Abe Y, Muro T, Sakanoue Y, Komatsu R, Otsuka M, Naruko T, Itoh A, Yoshiyama M, Haze K, Yoshikawa J
Department of Cardiology, Osaka City General Hospital, Osaka, Japan.
Heart. 2005 Dec;91(12):1578-83. doi: 10.1136/hrt.2004.057521. Epub 2005 Mar 29.
To assess the role of intravenous myocardial contrast echocardiography (MCE) in predicting functional recovery and regional or global left ventricular (LV) remodelling after acute myocardial infarction (AMI) compared with low dose dobutamine stress echocardiography (LDSE).
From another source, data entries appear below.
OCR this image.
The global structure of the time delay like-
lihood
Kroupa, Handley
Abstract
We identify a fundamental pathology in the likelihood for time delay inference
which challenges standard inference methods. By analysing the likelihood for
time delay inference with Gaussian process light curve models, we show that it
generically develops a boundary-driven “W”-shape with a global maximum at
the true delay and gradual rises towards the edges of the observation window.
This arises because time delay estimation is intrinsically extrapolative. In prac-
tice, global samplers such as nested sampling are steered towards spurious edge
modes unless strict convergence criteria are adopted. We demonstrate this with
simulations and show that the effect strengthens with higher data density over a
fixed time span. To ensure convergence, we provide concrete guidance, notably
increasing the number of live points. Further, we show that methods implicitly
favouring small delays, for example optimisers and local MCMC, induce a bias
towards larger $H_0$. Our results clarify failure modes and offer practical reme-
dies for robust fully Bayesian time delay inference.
21 patients with anterior AMI and successful primary angioplasty underwent MCE and LDSE during the subacute stage (2-4 weeks after AMI). Myocardial perfusion and contractile reserve were assessed in each segment (12 segment model) with MCE and LDSE. The 118 dyssynergic segments in the subacute stage were classified as recovered, unchanged, or remodelled according to wall motion at six months' follow up. Percentage increase in LV end diastolic volume (%DeltaEDV) was also calculated.
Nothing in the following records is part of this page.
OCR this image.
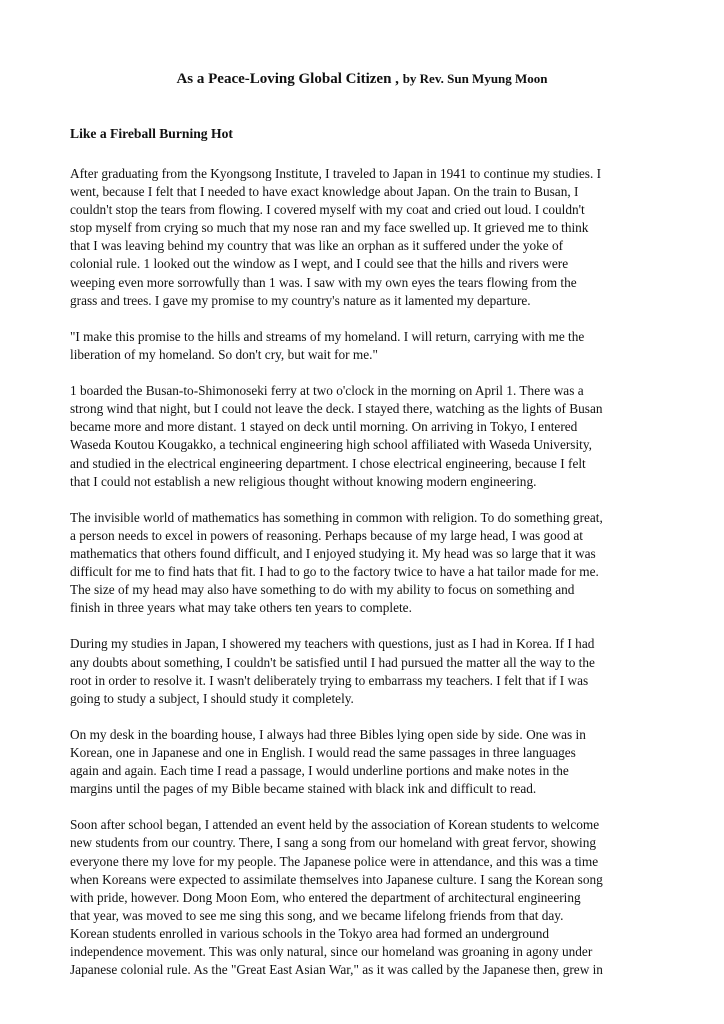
As a Peace-Loving Global Citizen , by Rev. Sun Myung Moon
Like a Fireball Burning Hot
After graduating from the Kyongsong Institute, I traveled to Japan in 1941 to continue my studies. I
went, because I felt that I needed to have exact knowledge about Japan. On the train to Busan, I
couldn't stop the tears from flowing. I covered myself with my coat and cried out loud. I couldn't
stop myself from crying so much that my nose ran and my face swelled up. It grieved me to think
that I was leaving behind my country that was like an orphan as it suffered under the yoke of
colonial rule. 1 looked out the window as I wept, and I could see that the hills and rivers were
weeping even more sorrowfully than 1 was. I saw with my own eyes the tears flowing from the
grass and trees. I gave my promise to my country's nature as it lamented my departure.
"I make this promise to the hills and streams of my homeland. I will return, carrying with me the
liberation of my homeland. So don't cry, but wait for me."
1 boarded the Busan-to-Shimonoseki ferry at two o'clock in the morning on April 1. There was a
strong wind that night, but I could not leave the deck. I stayed there, watching as the lights of Busan
became more and more distant. 1 stayed on deck until morning. On arriving in Tokyo, I entered
Waseda Koutou Kougakko, a technical engineering high school affiliated with Waseda University,
and studied in the electrical engineering department. I chose electrical engineering, because I felt
that I could not establish a new religious thought without knowing modern engineering.
The invisible world of mathematics has something in common with religion. To do something great,
a person needs to excel in powers of reasoning. Perhaps because of my large head, I was good at
mathematics that others found difficult, and I enjoyed studying it. My head was so large that it was
difficult for me to find hats that fit. I had to go to the factory twice to have a hat tailor made for me.
The size of my head may also have something to do with my ability to focus on something and
finish in three years what may take others ten years to complete.
During my studies in Japan, I showered my teachers with questions, just as I had in Korea. If I had
any doubts about something, I couldn't be satisfied until I had pursued the matter all the way to the
root in order to resolve it. I wasn't deliberately trying to embarrass my teachers. I felt that if I was
going to study a subject, I should study it completely.
On my desk in the boarding house, I always had three Bibles lying open side by side. One was in
Korean, one in Japanese and one in English. I would read the same passages in three languages
again and again. Each time I read a passage, I would underline portions and make notes in the
margins until the pages of my Bible became stained with black ink and difficult to read.
Soon after school began, I attended an event held by the association of Korean students to welcome
new students from our country. There, I sang a song from our homeland with great fervor, showing
everyone there my love for my people. The Japanese police were in attendance, and this was a time
when Koreans were expected to assimilate themselves into Japanese culture. I sang the Korean song
with pride, however. Dong Moon Eom, who entered the department of architectural engineering
that year, was moved to see me sing this song, and we became lifelong friends from that day.
Korean students enrolled in various schools in the Tokyo area had formed an underground
independence movement. This was only natural, since our homeland was groaning in agony under
Japanese colonial rule. As the "Great East Asian War," as it was called by the Japanese then, grew in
The presence of perfusion was less accurate than the presence of contractile reserve in predicting regional recovery (55% v 81%, p < 0.0001). However, the absence of perfusion was more accurate than the absence of contractile reserve in predicting regional remodelling (83% v 48%, p < 0.0001). The number of segments without perfusion was an independent predictor of %DeltaEDV, whereas the number of segments without contractile reserve was not. The area under the receiver operating characteristic curve showed that the number of segments without perfusion predicted substantial LV dilatation (%DeltaEDV > 20%) more accurately than did the number of segments without contractile reserve (0.88 v 0.72).
In successfully revascularised patients with AMI, myocardial perfusion assessed by MCE is predictive of regional and global LV remodelling rather than of functional recovery, whereas contractile reserve assessed by LDSE is predictive of functional recovery rather than of LV remodelling.
与小剂量多巴酚丁胺负荷超声心动图(LDSE)相比,评估静脉心肌对比超声心动图(MCE)在预测急性心肌梗死(AMI)后功能恢复以及局部或整体左心室(LV)重构中的作用。
21例前壁AMI且成功接受直接血管成形术的患者在亚急性期(AMI后2 - 4周)接受了MCE和LDSE检查。采用MCE和LDSE评估每个节段(12节段模型)的心肌灌注和收缩储备。根据6个月随访时的室壁运动情况,将亚急性期的118个运动失调节段分为恢复、未改变或重构三类。还计算了左心室舒张末期容积增加百分比(%ΔEDV)。
在预测局部恢复方面,灌注的存在比收缩储备的存在准确性低(55%对81%,p < 0.0001)。然而,在预测局部重构方面,灌注的缺失比收缩储备的缺失准确性更高(83%对48%,p < 0.0001)。无灌注节段的数量是%ΔEDV的独立预测因素,而无收缩储备节段的数量则不是。受试者工作特征曲线下面积显示,无灌注节段的数量比无收缩储备节段的数量更准确地预测了左心室的显著扩张(%ΔEDV > 20%)(0.88对0.72)。
在成功实现血管再通的AMI患者中,通过MCE评估的心肌灌注可预测局部和整体LV重构,而非功能恢复;而通过LDSE评估的收缩储备可预测功能恢复,而非LV重构。